Others have full-time jobs and may either yearn for a new career or feel that their companies aren’t investing in them or offering a clear career path. Jamie Yang, 34, decided that it would be okay to quit. He has plans to leave his position as president of EGG-energy, a renewable-energy company in Tanzania, although he will remain on its board and does not have another job lined up.

“I don’t expect to find a CEO position available to me in the US,” he said. He is prepared to take a step down the ladder if necessary and is looking for positions that will allow him to work on business development, strategy, product design or management. Kristen Domingue, 35, who over the past decade has worked at non-profit organisations and in the private sector, and is now running her own business, Ignite, a personal branding firm, said: “There is definitely a generational stigma among older people of, ‘Why can’t you figure it out?’”

Sometimes, it takes one of these career interludes to figure out the right path. However, they don’t always happen by choice. When Lindsey Pollak, 40, was laid off from WorkingWoman.com during the dot-com bust in 2001, her boss said she should go start her own business. Pollak finally took that advice after two years of working part time and freelancing. “It was a devastating transition, but it helped launch me,” said Pollak, who helps people train, manage and market to millennials.

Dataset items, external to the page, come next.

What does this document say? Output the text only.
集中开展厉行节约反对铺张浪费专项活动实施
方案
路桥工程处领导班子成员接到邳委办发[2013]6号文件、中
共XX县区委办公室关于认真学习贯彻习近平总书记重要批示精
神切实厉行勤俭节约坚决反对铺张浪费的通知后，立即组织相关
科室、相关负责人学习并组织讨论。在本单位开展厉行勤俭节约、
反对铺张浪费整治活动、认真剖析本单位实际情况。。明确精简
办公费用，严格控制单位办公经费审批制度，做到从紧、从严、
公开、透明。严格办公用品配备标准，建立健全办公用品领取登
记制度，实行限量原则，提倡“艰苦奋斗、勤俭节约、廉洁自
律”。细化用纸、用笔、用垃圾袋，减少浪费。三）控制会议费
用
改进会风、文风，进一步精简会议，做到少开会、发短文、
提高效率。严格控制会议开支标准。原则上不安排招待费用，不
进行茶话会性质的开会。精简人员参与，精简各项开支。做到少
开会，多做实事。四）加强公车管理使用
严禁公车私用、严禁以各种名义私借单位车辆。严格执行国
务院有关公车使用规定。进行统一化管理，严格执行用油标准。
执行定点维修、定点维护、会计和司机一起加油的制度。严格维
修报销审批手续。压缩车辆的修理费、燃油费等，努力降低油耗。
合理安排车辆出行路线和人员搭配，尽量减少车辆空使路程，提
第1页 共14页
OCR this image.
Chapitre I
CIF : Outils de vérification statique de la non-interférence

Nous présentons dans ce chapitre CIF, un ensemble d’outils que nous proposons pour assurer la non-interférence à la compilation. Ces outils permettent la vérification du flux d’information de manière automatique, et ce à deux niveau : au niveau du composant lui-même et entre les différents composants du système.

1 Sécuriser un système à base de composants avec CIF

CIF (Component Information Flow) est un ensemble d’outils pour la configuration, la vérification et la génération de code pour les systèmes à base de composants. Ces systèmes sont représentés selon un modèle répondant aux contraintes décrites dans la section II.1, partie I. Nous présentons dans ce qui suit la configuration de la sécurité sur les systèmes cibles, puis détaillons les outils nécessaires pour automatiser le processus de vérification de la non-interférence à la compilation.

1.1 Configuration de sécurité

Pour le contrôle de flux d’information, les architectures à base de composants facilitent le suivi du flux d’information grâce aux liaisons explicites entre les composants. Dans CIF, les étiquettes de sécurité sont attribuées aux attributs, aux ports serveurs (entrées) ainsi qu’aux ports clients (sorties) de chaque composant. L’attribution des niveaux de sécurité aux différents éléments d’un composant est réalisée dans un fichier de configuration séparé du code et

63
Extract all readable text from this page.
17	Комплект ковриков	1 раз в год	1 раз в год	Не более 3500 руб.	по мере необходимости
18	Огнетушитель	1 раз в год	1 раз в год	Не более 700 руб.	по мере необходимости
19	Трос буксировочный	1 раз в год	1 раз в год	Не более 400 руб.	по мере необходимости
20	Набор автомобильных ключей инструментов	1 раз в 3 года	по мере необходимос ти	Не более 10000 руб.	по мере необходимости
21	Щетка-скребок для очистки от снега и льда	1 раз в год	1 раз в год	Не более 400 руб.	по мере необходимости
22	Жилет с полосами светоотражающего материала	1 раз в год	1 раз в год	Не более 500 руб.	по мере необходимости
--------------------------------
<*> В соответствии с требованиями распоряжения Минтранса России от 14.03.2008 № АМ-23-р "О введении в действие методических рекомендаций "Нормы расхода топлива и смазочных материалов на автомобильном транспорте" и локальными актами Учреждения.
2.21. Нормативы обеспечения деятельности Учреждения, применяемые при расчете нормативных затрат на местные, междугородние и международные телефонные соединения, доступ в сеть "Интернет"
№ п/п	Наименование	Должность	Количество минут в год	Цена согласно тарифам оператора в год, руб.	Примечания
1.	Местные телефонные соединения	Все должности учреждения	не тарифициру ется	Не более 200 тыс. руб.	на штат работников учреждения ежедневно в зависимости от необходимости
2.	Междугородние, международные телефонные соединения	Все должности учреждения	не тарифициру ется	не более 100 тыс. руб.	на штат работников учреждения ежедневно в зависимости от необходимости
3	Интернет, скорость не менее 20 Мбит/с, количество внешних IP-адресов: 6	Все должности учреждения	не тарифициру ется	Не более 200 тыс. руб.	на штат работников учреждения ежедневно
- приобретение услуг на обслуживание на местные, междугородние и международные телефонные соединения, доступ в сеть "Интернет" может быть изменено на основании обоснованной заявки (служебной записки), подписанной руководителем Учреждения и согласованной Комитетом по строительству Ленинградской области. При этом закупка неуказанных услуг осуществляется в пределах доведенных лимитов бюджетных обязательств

“We are still using previous generations’ career mores to judge people making careers in the new world,” said Pollak, the author of Becoming the Boss: New Rules for the Next Generation of Leaders. “Twenty, 30 or 40 years ago when someone was in a career transition, it was a loss of identity; now it’s the norm.” Part of what’s driving career breaks is that so many industries are in upheaval.

Sometimes, either by choice or because of a lay-off, young people need to take a step back and figure out how they fit into the new economy. Those who are nimble and can make career course corrections will have tremendous opportunities in the future, she advised. While the conventional wisdom is that employers like to see consistency, the ability to reinvent oneself is gaining currency as a sought-after talent.

“Moving from one career to another is all about listening, and if you are smart, it’s about responding to what the marketplace wants and realigning accordingly,” Domingue said. Although neither sex is impervious to these lulls, women may not raise as many eyebrows when they tell people they aren’t working.

“There is more cultural acceptance of women moving in and out of the work force,” Pollak said. “We unfairly expect men to know where they are going.”